Cultura«Yo tampoco sé cómo empezó – dice uno de los personajes de esta viñeta de Mick Stevens publicada en 1994 en The New Yorker – Sólo sé que es parte de nuestra cultura corporativa».

Podemos conjeturar sin riesgo que quienes trabajan en el despacho contiguo llevan ese mismo sombrero. El mismo, con toda probabilidad, que usa el jefe, y el jefe del jefe, y el que fue el jefe del jefe actual.

Podemos conjeturar también que el núcleo de esa cultura corporativa no es sólo llevar ese sombrero, sino aceptar hacerlo sin cuestionarlo, incluso aunque parezca ridículo.
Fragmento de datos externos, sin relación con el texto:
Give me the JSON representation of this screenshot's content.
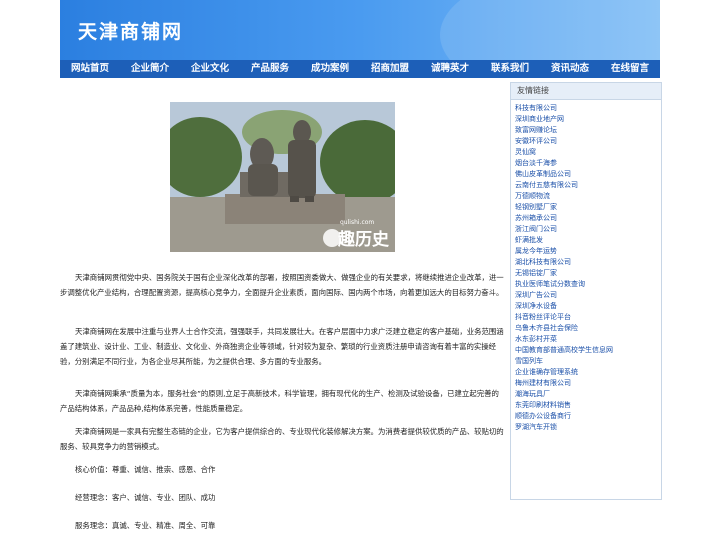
{
  "site": {
    "title": "天津商铺网"
  },
  "nav": [
    "网站首页",
    "企业简介",
    "企业文化",
    "产品服务",
    "成功案例",
    "招商加盟",
    "诚聘英才",
    "联系我们",
    "资讯动态",
    "在线留言"
  ],
  "hero": {
    "watermark_url": "qulishi.com",
    "watermark_logo": "趣历史"
  },
  "paragraphs": [
    "天津商铺网贯彻党中央、国务院关于国有企业深化改革的部署，按照国资委做大、做强企业的有关要求，将继续推进企业改革，进一步调整优化产业结构，合理配置资源，提高核心竞争力，全面提升企业素质，面向国际、国内两个市场，向着更加远大的目标努力奋斗。",
    "天津商铺网在发展中注重与业界人士合作交流，强强联手，共同发展壮大。在客户层面中力求广泛建立稳定的客户基础，业务范围涵盖了建筑业、设计业、工业、制造业、文化业、外商独资企业等领域，针对较为复杂、繁琐的行业资质注册申请咨询有着丰富的实操经验，分别满足不同行业，为各企业尽其所能，为之提供合理、多方面的专业服务。",
    "天津商铺网秉承“质量为本，服务社会”的原则,立足于高新技术，科学管理，拥有现代化的生产、检测及试验设备，已建立起完善的产品结构体系，产品品种,结构体系完善，性能质量稳定。",
    "天津商铺网是一家具有完整生态链的企业，它为客户提供综合的、专业现代化装修解决方案。为消费者提供较优质的产品、较贴切的服务、较具竞争力的营销模式。",
    "核心价值：尊重、诚信、推崇、感恩、合作",
    "经营理念：客户、诚信、专业、团队、成功",
    "服务理念：真诚、专业、精准、周全、可靠"
  ],
  "sidebar": {
    "title": "友情链接",
    "links": [
      "科技有限公司",
      "深圳商业地产网",
      "致富网赚论坛",
      "安徽环评公司",
      "灵仙窝",
      "烟台淡千海参",
      "佛山皮革制品公司",
      "云南付五慈有限公司",
      "万德顺物流",
      "轻钢别墅厂家",
      "苏州箱承公司",
      "浙江阀门公司",
      "虾满批发",
      "属龙今年运势",
      "湖北科技有限公司",
      "无锡铝锭厂家",
      "执业医师笔试分数查询",
      "深圳广告公司",
      "深圳净水设备",
      "抖音粉丝评论平台",
      "乌鲁木齐县社会保险",
      "水东彭村开菜",
      "中国教育部普通高校学生信息网",
      "雪国列车",
      "企业谁确存管理系统",
      "梅州建材有限公司",
      "潮海玩具厂",
      "东莞印刷材料销售",
      "顺德办公设备商行",
      "罗湖汽车开锁"
    ]
  }
}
Incluso sin ni siquiera aceptar la posibiidad de que pueda parecer ridículo a otros.

Porque seguramente se acepta del mismo modo, o se hace ver que se acepta, cualquier orden, o incluso sólo una indicación, que venga desde suficientemente arriba.

Es posible que un día el jefe proclame que hace falta un cambio en la cultura de esa empresa, y reparta a sus empleados un modelo de sombrero más moderno. O que sustituya el llevar sombrero por cualquier otro artefacto, el color de la corbata, o algo tan discreto como un pin. Sabemos que eso ni siquiera cambiaría la cultura de la empresa; sería sólo un atajo, seguramente por demás inútil.

  • ¿Podríamos detectar rasgos similares en la cultura de nuestra empresa? ¿En la de una que conozcamos bien, en la que quizá hayamos trabajado?
  • ¿Qué conllevaría cambiar superficialmente esa cultura? ¿Qué comportaría transformarla? ¿Por qué, para qué nos plantearíamos hacerlo? ¿Cómo?